Tar Heel State man lucky to be alive after treatment for a snake bite from one of the world’s deadliest vipers



After treatment for a snake bite from one of the world’s deadliest vipers, an unknown North Carolina man is out of the woods.

The Gaboon viper, one of the world’s most venomous snakes, may be found in Sub-Saharan Africa’s rainforests and savannas. However, while caring for the snake, this Tar Heel State man was bitten months ago. Fortunately, the individual had experienced assistance nearby to save him.

The man’s adventure was recently covered by Field and Stream.

In the middle of the night, a viper bite call went out, involving S.C.

Dr. Jarratt Lark and Thad Bowman, both of South Carolina, were contacted late one night about the man’s viper bite. Emergency personnel transported the man to a Wilmington hospital and needed advice on the man’s care.

“We’ve dealt with exotic bites in the past, but nothing to this extent,” Bowman told WMBF in Myrtle Beach.

Bowman, a Myrtle Beach Fire department paramedic, and Grand Strand Regional Medical Center emergency physician Lark took part in the victim’s treatment. Both men know a thing or two about venomous bites, with Bowman having access to anti-venom through his part-time job. The South Carolina resident works at Animal Adventure Alligator Park in North Myrtle Beach.

Over one week, Lark gave the man 44 anti-venom treatments. Field and Stream said it was more than the physician had ever given a victim twice the usual amount.

On the one hand, the man survived and underwent months of physical therapy and dialysis at the hospital. On the other hand, he lost two fingers.

But fortunately, he’s back to working two jobs. Lark said the man had adapted to his disability and is “very functional.”

“He’s truly a miracle to be alive and to be as functional as he is,” Dr. Lark told WMBF.

The Myrtle Beach Fire Department honored the physician with a Civilian Lifesaving Award for his actions in treating the patient recently.

Snake Bite Victim Got A Near-Fatal Bite

After the bite, Bowman remembered asking around about the snake.
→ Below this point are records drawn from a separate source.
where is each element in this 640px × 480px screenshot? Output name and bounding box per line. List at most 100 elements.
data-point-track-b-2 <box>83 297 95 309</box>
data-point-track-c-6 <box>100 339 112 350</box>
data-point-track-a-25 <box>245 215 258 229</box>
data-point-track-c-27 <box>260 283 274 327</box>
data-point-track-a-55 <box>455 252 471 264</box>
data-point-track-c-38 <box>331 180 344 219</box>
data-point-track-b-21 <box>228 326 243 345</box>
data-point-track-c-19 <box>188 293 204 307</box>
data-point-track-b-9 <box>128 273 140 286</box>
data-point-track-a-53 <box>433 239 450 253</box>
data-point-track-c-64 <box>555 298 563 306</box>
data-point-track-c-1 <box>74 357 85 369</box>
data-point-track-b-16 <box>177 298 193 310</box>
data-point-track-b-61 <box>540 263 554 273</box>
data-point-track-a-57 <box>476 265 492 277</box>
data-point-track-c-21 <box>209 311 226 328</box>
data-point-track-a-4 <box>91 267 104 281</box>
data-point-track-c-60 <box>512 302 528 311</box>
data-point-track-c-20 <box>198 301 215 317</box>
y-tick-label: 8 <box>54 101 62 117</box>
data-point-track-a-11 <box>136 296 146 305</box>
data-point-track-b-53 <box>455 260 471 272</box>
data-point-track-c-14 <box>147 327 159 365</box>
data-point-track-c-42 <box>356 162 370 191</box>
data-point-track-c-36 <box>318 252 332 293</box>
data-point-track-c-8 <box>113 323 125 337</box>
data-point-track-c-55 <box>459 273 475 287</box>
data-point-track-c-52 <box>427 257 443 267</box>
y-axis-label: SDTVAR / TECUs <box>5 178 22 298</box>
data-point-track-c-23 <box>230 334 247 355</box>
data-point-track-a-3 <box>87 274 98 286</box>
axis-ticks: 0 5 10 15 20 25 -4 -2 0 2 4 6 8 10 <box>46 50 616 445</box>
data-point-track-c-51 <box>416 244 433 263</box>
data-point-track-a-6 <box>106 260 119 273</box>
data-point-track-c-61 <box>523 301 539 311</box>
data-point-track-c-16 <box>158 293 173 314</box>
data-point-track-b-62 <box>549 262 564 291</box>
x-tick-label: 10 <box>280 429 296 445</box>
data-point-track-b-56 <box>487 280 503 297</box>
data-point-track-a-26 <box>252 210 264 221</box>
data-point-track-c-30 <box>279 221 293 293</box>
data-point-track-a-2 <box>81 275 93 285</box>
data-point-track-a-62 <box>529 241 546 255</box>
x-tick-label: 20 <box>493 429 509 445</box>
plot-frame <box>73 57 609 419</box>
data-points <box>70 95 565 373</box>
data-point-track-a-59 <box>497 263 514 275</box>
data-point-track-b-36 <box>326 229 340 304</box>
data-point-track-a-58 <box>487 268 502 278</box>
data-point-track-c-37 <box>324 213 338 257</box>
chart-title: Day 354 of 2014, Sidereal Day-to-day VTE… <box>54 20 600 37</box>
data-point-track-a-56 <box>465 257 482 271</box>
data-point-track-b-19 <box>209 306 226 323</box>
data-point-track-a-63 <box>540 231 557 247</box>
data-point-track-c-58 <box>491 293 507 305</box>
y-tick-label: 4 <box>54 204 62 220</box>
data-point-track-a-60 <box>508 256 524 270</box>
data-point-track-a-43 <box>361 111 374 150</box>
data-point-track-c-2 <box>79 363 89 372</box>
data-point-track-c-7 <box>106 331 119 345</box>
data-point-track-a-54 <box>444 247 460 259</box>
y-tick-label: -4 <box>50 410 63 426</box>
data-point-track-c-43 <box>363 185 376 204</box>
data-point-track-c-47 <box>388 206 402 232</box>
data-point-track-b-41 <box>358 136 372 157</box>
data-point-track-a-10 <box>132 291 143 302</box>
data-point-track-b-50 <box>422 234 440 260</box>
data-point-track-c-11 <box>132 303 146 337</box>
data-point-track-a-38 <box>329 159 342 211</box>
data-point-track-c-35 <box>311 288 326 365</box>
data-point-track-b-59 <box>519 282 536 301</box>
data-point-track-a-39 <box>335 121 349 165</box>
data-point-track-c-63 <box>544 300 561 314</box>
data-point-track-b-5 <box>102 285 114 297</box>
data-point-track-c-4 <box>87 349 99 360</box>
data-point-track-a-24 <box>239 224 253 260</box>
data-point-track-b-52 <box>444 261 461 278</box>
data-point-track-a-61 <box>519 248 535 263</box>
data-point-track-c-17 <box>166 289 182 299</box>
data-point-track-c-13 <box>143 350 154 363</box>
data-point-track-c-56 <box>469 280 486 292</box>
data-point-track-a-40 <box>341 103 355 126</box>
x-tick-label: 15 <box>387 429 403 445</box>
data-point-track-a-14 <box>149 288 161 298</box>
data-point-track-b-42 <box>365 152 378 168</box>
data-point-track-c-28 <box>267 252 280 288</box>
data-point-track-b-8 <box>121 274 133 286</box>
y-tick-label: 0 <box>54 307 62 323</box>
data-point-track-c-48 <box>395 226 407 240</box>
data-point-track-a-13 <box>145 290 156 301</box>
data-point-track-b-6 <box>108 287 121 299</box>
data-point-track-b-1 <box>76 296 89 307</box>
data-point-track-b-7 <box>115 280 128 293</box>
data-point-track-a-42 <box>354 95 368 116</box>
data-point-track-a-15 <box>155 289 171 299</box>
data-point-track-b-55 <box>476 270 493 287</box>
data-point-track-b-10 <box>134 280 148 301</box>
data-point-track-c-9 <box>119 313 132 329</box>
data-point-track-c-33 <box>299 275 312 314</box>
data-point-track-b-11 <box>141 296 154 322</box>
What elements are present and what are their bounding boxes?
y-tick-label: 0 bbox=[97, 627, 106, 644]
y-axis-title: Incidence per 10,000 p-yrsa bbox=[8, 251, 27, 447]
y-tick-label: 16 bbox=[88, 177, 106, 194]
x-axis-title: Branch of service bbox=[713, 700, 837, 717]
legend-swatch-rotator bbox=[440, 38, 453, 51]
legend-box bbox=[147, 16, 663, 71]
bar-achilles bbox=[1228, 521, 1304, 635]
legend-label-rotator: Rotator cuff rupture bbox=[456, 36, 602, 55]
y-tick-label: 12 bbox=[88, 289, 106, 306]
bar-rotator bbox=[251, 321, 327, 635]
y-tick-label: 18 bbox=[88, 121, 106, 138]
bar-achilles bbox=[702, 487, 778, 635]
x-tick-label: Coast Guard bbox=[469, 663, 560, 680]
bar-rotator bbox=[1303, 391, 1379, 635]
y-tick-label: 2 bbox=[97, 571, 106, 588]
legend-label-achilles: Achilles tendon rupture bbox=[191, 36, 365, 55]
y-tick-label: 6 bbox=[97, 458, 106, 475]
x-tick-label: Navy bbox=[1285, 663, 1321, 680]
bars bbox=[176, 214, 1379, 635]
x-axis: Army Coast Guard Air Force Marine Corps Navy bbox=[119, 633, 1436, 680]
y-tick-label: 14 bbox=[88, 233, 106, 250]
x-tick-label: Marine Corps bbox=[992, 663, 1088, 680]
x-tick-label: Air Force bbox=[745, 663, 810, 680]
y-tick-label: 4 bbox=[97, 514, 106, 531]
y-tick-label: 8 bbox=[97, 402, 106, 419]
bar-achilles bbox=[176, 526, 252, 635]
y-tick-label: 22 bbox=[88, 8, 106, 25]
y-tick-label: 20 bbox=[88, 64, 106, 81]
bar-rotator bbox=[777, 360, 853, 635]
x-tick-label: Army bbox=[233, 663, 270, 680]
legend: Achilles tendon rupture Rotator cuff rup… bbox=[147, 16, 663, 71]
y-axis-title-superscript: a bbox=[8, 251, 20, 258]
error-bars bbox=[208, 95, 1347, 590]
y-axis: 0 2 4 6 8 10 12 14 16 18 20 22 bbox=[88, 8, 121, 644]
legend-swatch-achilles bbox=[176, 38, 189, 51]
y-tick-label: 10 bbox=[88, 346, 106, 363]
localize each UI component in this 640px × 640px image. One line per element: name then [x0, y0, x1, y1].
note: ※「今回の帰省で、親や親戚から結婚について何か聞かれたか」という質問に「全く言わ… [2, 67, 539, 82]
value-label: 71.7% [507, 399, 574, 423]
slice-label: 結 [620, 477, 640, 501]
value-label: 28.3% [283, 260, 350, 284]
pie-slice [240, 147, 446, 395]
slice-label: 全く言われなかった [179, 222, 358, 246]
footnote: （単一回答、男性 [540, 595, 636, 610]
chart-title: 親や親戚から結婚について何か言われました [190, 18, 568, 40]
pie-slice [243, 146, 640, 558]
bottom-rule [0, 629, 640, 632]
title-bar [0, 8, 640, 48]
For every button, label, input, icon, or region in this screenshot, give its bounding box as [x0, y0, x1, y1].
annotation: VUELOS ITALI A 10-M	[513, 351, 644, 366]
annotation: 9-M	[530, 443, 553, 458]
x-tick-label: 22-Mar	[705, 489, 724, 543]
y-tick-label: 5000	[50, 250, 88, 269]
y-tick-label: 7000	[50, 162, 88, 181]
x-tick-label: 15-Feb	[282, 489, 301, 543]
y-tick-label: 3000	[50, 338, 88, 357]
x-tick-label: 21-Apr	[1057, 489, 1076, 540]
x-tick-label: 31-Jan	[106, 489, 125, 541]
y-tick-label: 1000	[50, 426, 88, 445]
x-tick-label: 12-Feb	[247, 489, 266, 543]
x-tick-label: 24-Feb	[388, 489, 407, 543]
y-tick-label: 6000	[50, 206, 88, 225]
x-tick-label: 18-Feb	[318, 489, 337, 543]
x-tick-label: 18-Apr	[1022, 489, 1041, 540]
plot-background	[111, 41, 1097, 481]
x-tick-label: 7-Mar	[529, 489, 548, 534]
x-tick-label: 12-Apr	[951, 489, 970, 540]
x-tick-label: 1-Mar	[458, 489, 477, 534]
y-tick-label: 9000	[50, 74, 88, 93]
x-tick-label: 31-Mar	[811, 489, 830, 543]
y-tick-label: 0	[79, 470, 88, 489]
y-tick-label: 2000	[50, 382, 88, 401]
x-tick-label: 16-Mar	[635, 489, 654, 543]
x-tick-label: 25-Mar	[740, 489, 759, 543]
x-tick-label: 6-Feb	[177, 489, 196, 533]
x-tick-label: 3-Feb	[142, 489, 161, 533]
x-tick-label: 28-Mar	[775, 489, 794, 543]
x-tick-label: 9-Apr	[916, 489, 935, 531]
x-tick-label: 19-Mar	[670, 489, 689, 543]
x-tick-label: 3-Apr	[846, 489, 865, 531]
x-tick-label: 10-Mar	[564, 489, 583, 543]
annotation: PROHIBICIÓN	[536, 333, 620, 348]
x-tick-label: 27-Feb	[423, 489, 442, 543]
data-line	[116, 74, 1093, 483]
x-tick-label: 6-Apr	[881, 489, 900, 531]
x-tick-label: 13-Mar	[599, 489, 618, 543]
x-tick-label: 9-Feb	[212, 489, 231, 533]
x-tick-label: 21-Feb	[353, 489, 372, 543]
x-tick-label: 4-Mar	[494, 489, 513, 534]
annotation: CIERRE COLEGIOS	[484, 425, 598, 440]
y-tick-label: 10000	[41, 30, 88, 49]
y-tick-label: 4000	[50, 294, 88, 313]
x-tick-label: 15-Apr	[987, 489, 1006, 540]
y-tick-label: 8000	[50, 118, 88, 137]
He soon learned it was a miracle the man was still living.

“We consulted with a doctor in Colorado who goes to Africa all the time,” Bowman told WAVY. “From what he’s seen in the field there, and speaking with some other experts in Africa, this is going to be the worst Gaboon bite that’s ever survived.”

The snake is not aggressive, but its two-inch fangs are the longest of any venomous snake. The reptile also makes more venom than any snake outside the King Cobra. Usually, the viper’s bite victim is extremely painful and induces death.

According to WAVY, the venom rapidly paralyzes a victim and digests the snake’s prey. It also keeps a victim’s blood from clotting. This North Carolina man suffered those devastating effects.